Astrovirus cell release has been reported to be a nonlytic process promoted by caspase processing of the viral capsid-precursor protein VP90 to VP70 (8, 9). It is a gradual process in which the majority of the new particles (about 90% of the total progeny) remain inside infected cells, and only 10% are released to the extracellular media (8). In this study, we found that a portion of the new progeny was present in the cell supernatant as early as 12 hpi and the amount of released virus increased with time. Interestingly, starting at 15 hpi, a significant portion of the released virus particles were not susceptible to trypsin treatment, and required to be solubilized from their association with membranous structures by detergent treatment, to become accessible to the protease. The amount of virus protected from trypsin increased with time. This observation suggests that there could be more potentially infectious virus particles in the extracellular media than originally thought (8), most probably explained by the association of viruses with EVs. Viral particles associated to EV could behave as no infectious, but after release become normal infectious particles, while no infectious viral particles, which are generated during replication of RNA viruses would remain no infectious independently of treatment realized.

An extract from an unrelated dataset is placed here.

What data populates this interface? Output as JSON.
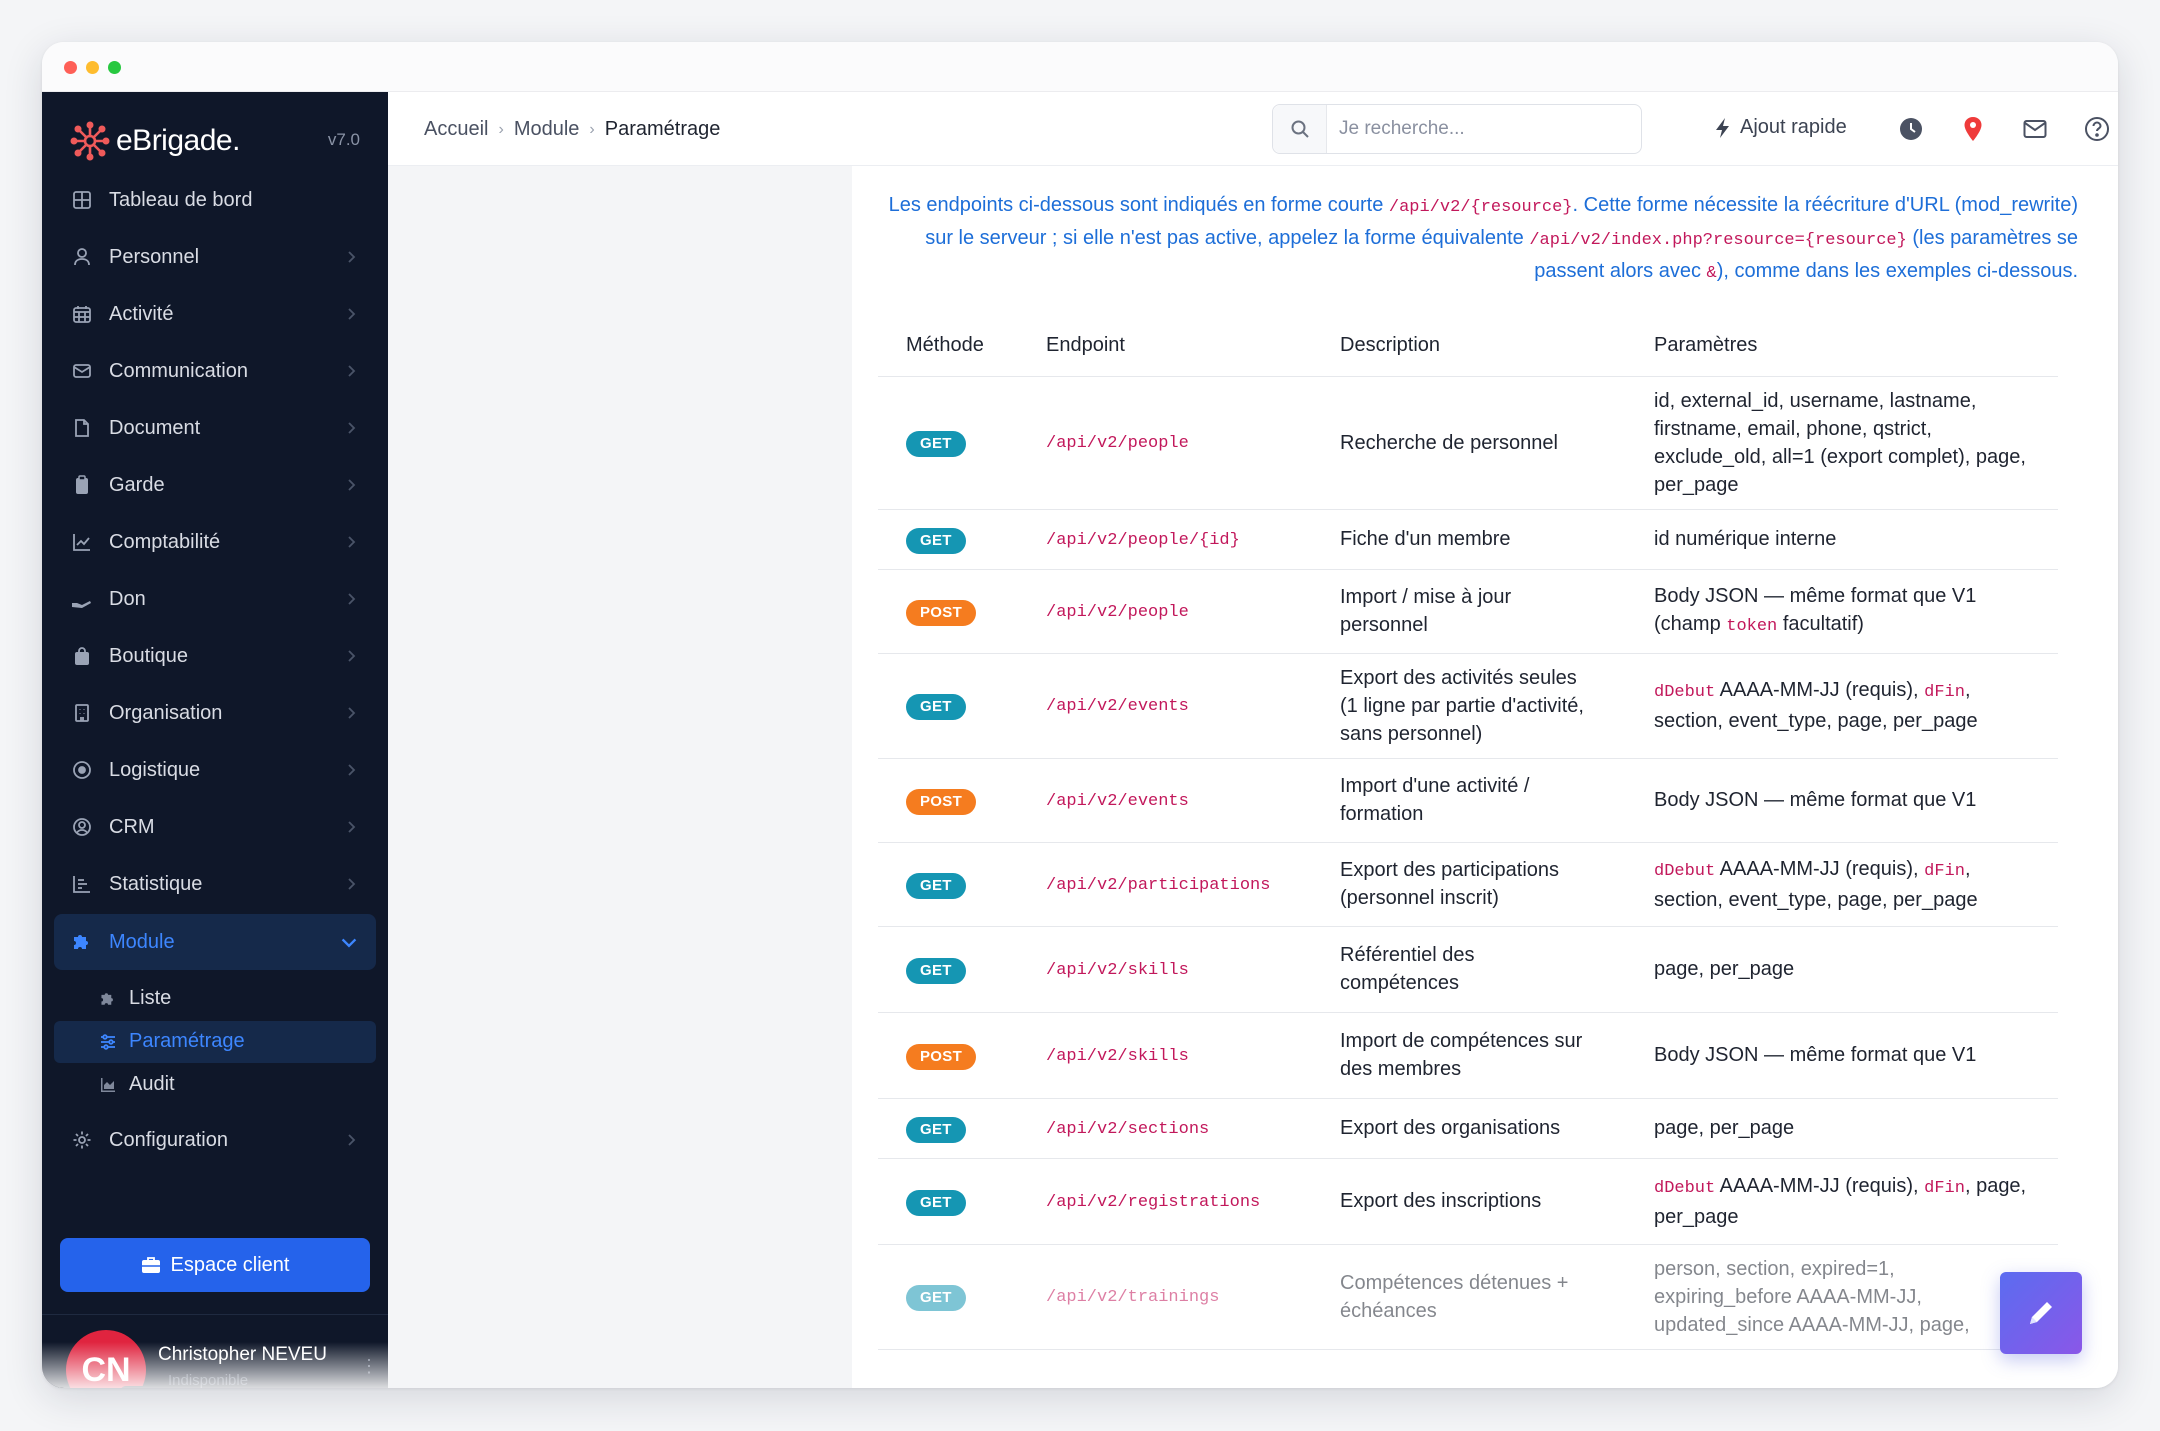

Using differential centrifugation, we purified several fractions of EV from the media of astrovirus Yuc8 infected Caco-2 cells, and two of these fractions were characterized in more detail: the LEV fraction, obtained after cellular debris depletion and by centrifugation for 1 h at 20,000 g; and the SEV fraction, purified after PEG 6000 based precipitation and centrifugation at 10,000 g (29, 39). Both fractions contained markers of extracellular vesicles, CD63 and Alix. Since CD63 is an specific marker of exosomes (32, 40), and ALIX has been reported to be involved in both microvesicle and exosome biogenesis (34), it is possible that both of these vesicles, which overlap in size, are present in both fractions. Analysis of the concentration and size of the vesicles in LEV and SEV fractions by nanoparticle tracking showed partial overlap in size, however the LEV fractions showed a significative increase in the vesicle number when infected versus mock-infected conditions were compared. A similar increase in EV secretion after infection was also reported with other viruses, like HIV-1 (41, 42), HSV-1 (27, 43), rotavirus (22) and tick-borne Langat virus (44).

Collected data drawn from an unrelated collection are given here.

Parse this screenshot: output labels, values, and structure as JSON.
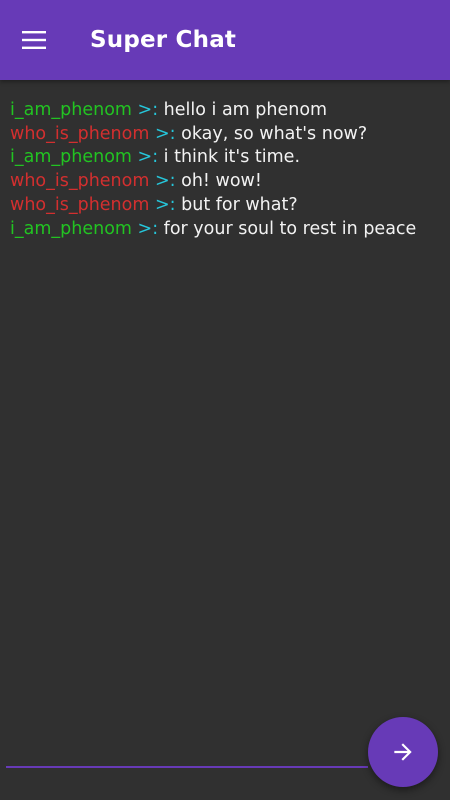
{
  "app": {
    "title": "Super Chat",
    "menu_icon": "menu-icon",
    "accent_color": "#673ab7"
  },
  "users": {
    "i_am_phenom": {
      "color": "#22c322"
    },
    "who_is_phenom": {
      "color": "#d32f2f"
    }
  },
  "messages": [
    {
      "user": "i_am_phenom",
      "separator": ">:",
      "text": "hello i am phenom"
    },
    {
      "user": "who_is_phenom",
      "separator": ">:",
      "text": "okay, so what's now?"
    },
    {
      "user": "i_am_phenom",
      "separator": ">:",
      "text": "i think it's time."
    },
    {
      "user": "who_is_phenom",
      "separator": ">:",
      "text": "oh! wow!"
    },
    {
      "user": "who_is_phenom",
      "separator": ">:",
      "text": "but for what?"
    },
    {
      "user": "i_am_phenom",
      "separator": ">:",
      "text": "for your soul to rest in peace"
    }
  ],
  "composer": {
    "value": "",
    "placeholder": "",
    "send_icon": "arrow-right-icon"
  }
}
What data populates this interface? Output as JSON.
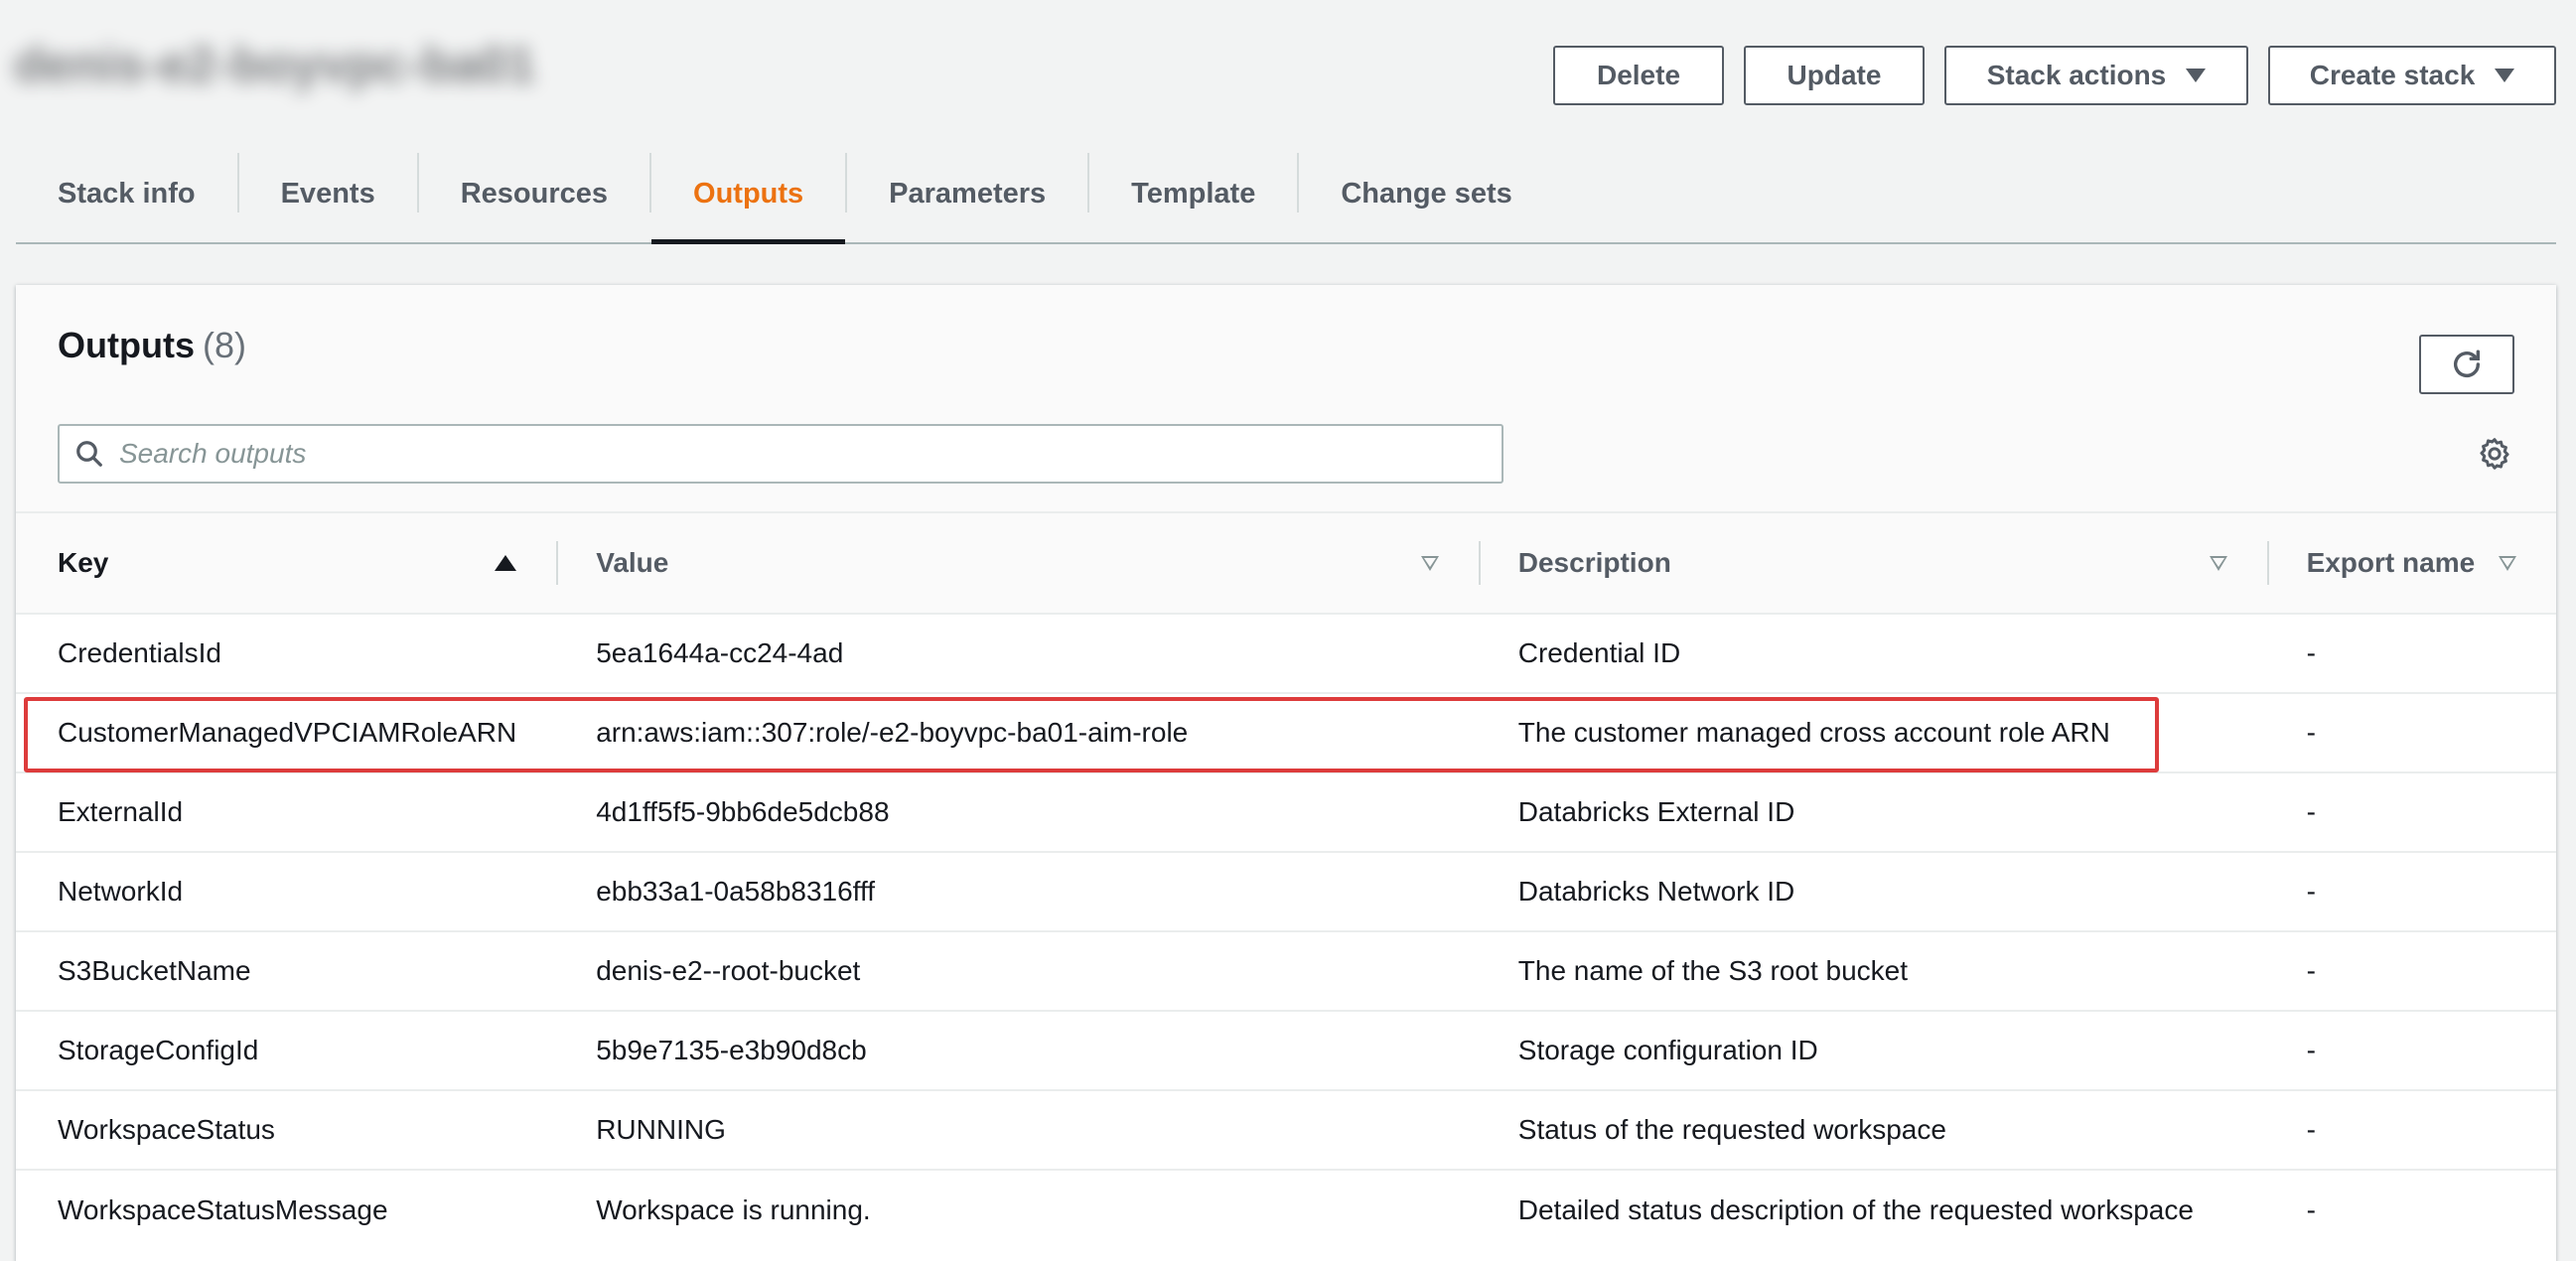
{
  "stack": {
    "name": "denis-e2-boyvpc-ba01"
  },
  "header_buttons": {
    "delete": "Delete",
    "update": "Update",
    "stack_actions": "Stack actions",
    "create_stack": "Create stack"
  },
  "tabs": [
    {
      "label": "Stack info",
      "active": false
    },
    {
      "label": "Events",
      "active": false
    },
    {
      "label": "Resources",
      "active": false
    },
    {
      "label": "Outputs",
      "active": true
    },
    {
      "label": "Parameters",
      "active": false
    },
    {
      "label": "Template",
      "active": false
    },
    {
      "label": "Change sets",
      "active": false
    }
  ],
  "outputs": {
    "title": "Outputs",
    "count": "(8)",
    "search_placeholder": "Search outputs",
    "columns": {
      "key": "Key",
      "value": "Value",
      "description": "Description",
      "export_name": "Export name"
    },
    "rows": [
      {
        "key": "CredentialsId",
        "value_a": "5ea1644a-cc24-4ad",
        "value_blur": "",
        "value_b": "",
        "description": "Credential ID",
        "export": "-"
      },
      {
        "key": "CustomerManagedVPCIAMRoleARN",
        "value_a": "arn:aws:iam::",
        "value_blur": "",
        "value_b": "307:role/",
        "value_blur2": "",
        "value_c": "-e2-boyvpc-ba01-aim-role",
        "description": "The customer managed cross account role ARN",
        "export": "-"
      },
      {
        "key": "ExternalId",
        "value_a": "4d1ff5f5-",
        "value_blur": "",
        "value_b": "9bb6de5dcb88",
        "description": "Databricks External ID",
        "export": "-"
      },
      {
        "key": "NetworkId",
        "value_a": "ebb33a1",
        "value_blur": "",
        "value_b": "-0a58b8316fff",
        "description": "Databricks Network ID",
        "export": "-"
      },
      {
        "key": "S3BucketName",
        "value_a": "denis-e2-",
        "value_blur": "",
        "value_b": "-root-bucket",
        "description": "The name of the S3 root bucket",
        "export": "-"
      },
      {
        "key": "StorageConfigId",
        "value_a": "5b9e7135-",
        "value_blur": "",
        "value_b": "e3b90d8cb",
        "description": "Storage configuration ID",
        "export": "-"
      },
      {
        "key": "WorkspaceStatus",
        "value_a": "RUNNING",
        "value_blur": "",
        "value_b": "",
        "description": "Status of the requested workspace",
        "export": "-"
      },
      {
        "key": "WorkspaceStatusMessage",
        "value_a": "Workspace is running.",
        "value_blur": "",
        "value_b": "",
        "description": "Detailed status description of the requested workspace",
        "export": "-"
      }
    ]
  },
  "colors": {
    "accent": "#ec7211",
    "highlight": "#dd3b3b",
    "text": "#16191f",
    "muted": "#545b64"
  },
  "icons": {
    "search": "search-icon",
    "refresh": "refresh-icon",
    "settings": "gear-icon",
    "caret": "caret-down-icon",
    "sort": "sort-icon"
  }
}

Different viruses have been found to be able to interact directly with EV. Among these, hepatitis A virus (HAV) (37), HCV (24), HSV-1 (27), and JC polyomavirus (28). Analysis of the LEV fraction, purified from astrovirus-infected cells, showed electro-dense astrovirus-like particles associated with vesicles of about 200 nm, resembling the appearance of extracellular vesicles (45). The membranous structures observed by TEM seem to associate with more than one viral particle. This observation opens up the possibility that during astrovirus infection, EV could participate both as virion carriers, protecting the virions, as well as a form of concentrating viral particles, forming the so called collective infectious units (CIU), capable to gather together several infectious particles (46). Similar observations have been made recently for rotavirus and norovirus, where several viral particles were reported to be associated with vesicles (22, 47).

It has been described previously that the association with vesicles could protect some viruses from neutralization by antibodies, for example hepatitis A, B, and C viruses (24, 37, 48), and HSV-1 (27), among others. In this work we observed that a portion of the astrovirus particles present in LEV and SEV fractions remained infectious even after incubation with an anti-Yuc8 neutralizing antibody, suggesting that a portion of the isolated astrovirus particles were inaccessible to the neutralizing antibodies. The presence of vesicles was crucial for the infectivity of these nonactivated viral particles, since the solubilization of membranes with detergent abrogated all infectivity. To confirm that vesicles are important in nonactivated astrovirus infectivity, LEV and SEV vesicles were purified from noninfected Caco-2 cells, and then incubated with nontrypsin activated purified astrovirus particles. Our results showed that the purified virus, was able to interact with these vesicles, and acquired the capacity to enter and infect the cells without protease activation. It is not clear if these interactions between astrovirus particle and EVs interaction are specific or not, but the virus particles in this mix acquired the capacity to infect even low susceptibility cells like MA104. The infectivity was abolished by solubilization of the vesicles with detergent, or by incubation with neutralizing antibodies, suggesting that the interaction between viral particles and EV somehow facilitates the interaction between the virus and the cell surface.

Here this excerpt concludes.